Убеждаю себя: надо читать! Но опять — эти ресницы, эти губы…

Видимо, девушка чувствует на себе мой взгляд, поднимает глаза.

У меня такое чувство, словно я в чем-то провинился и пойман с поличным. Мне жарко. Наверно, я сильно покраснел, потому что соседка, вернувшись к чтению, едва заметно улыбается. Улыбка, как мне кажется, ироническая.

Смотрю в зал. Вижу Курского. Курский мне подмигивает. Конечно, он все видит.

Не помню, как начинаю разговор с моей соседкой. Кажется, спрашиваю: что вы читаете?

Она отвечает:

— Учебник.

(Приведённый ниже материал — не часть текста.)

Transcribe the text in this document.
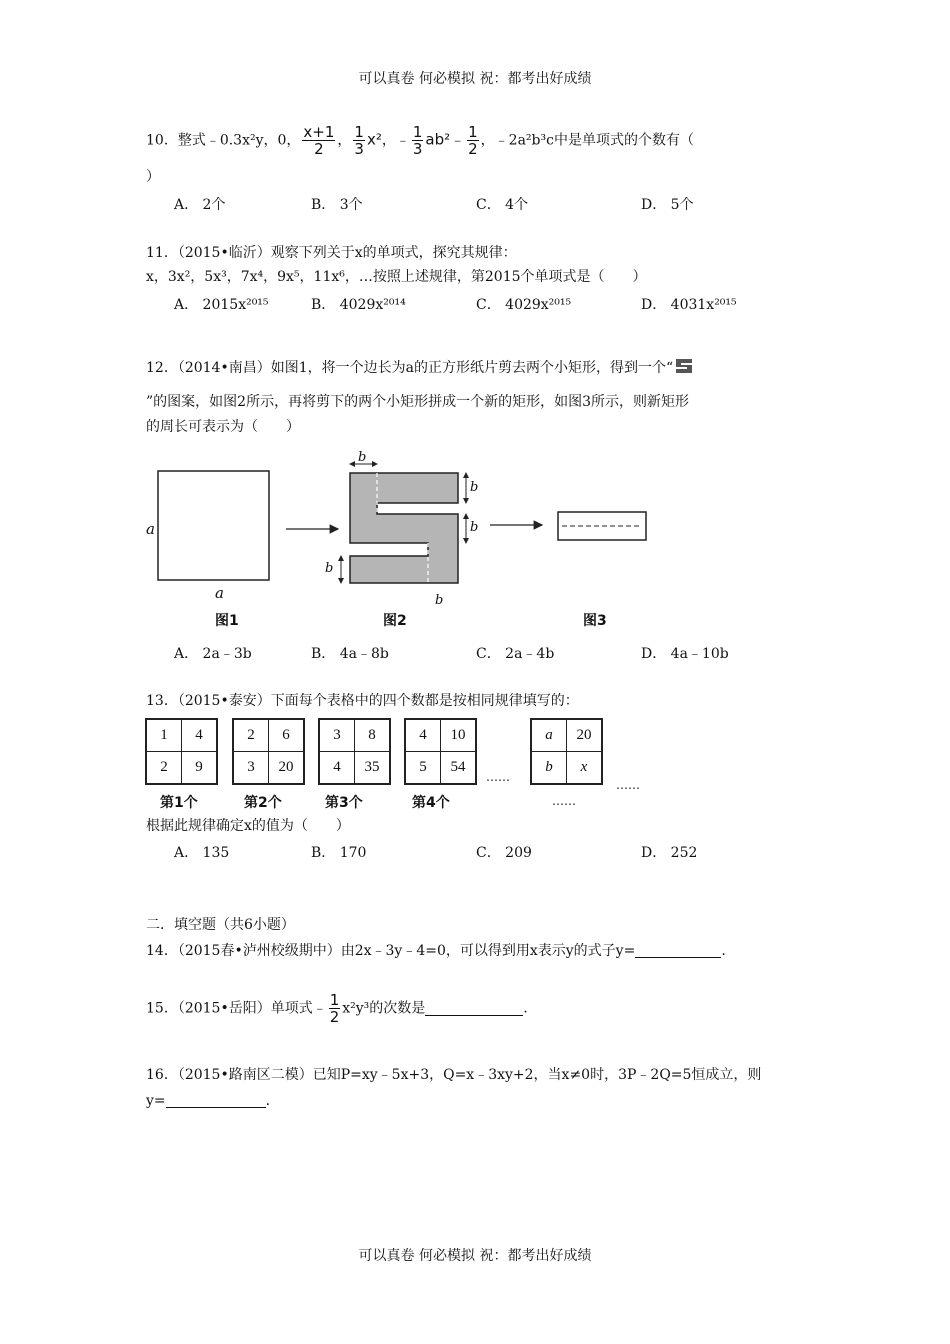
可以真卷 何必模拟 祝：都考出好成绩
10．整式﹣0.3x²y，0， $\frac{x+1}{2}$ ， $\frac{1}{3} x^2$，﹣ $\frac{1}{3}$ ab²﹣ $\frac{1}{2}$ ，﹣2a²b³c中是单项式的个数有（
）
A． 2个	B． 3个	C． 4个	D． 5个
11．（2015•临沂）观察下列关于x的单项式，探究其规律：
x，3x²，5x³，7x⁴，9x⁵，11x⁶，…按照上述规律，第2015个单项式是（　　）
A． 2015x²⁰¹⁵	B． 4029x²⁰¹⁴	C． 4029x²⁰¹⁵	D． 4031x²⁰¹⁵
12．（2014•南昌）如图1，将一个边长为a的正方形纸片剪去两个小矩形，得到一个“
”的图案，如图2所示，再将剪下的两个小矩形拼成一个新的矩形，如图3所示，则新矩形
的周长可表示为（　　）
a
a
b
b
b
b
b
图1	图2	图3
A． 2a﹣3b	B． 4a﹣8b	C． 2a﹣4b	D． 4a﹣10b
13．（2015•泰安）下面每个表格中的四个数都是按相同规律填写的：
1	4
2	9
2	6
3	20
3	8
4	35
4	10
5	54
a	20
b	x
……
……
第1个	第2个	第3个	第4个	……
根据此规律确定x的值为（　　）
A． 135	B． 170	C． 209	D． 252
二．填空题（共6小题）
14．（2015春•泸州校级期中）由2x﹣3y﹣4=0，可以得到用x表示y的式子y=	.
15．（2015•岳阳）单项式﹣ $\frac{1}{2} x^2y^3$的次数是	.
16．（2015•路南区二模）已知P=xy﹣5x+3，Q=x﹣3xy+2，当x≠0时，3P﹣2Q=5恒成立，则
y=	.
可以真卷 何必模拟 祝：都考出好成绩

По анатомии.

— В этой библиотеке таких книг нет.

— Я принесла с собой.

— Вы студентка?

— Нет, еще в школе. До института далеко.

— А почему — анатомия?

— Интересуюсь.

И снова целый час молчания, снова я сижу и смотрю в зал.

Мои товарищи собираются, выходят. Тучков делает мне знак рукой, чтобы я не поднимался, а Курский опять подмигивает, улыбается. Пошлая и дурацкая улыбка. Совсем неуместная.

«Мушкетеры» ушли. Девушка закрыла книгу. Я решаю: пора выходить.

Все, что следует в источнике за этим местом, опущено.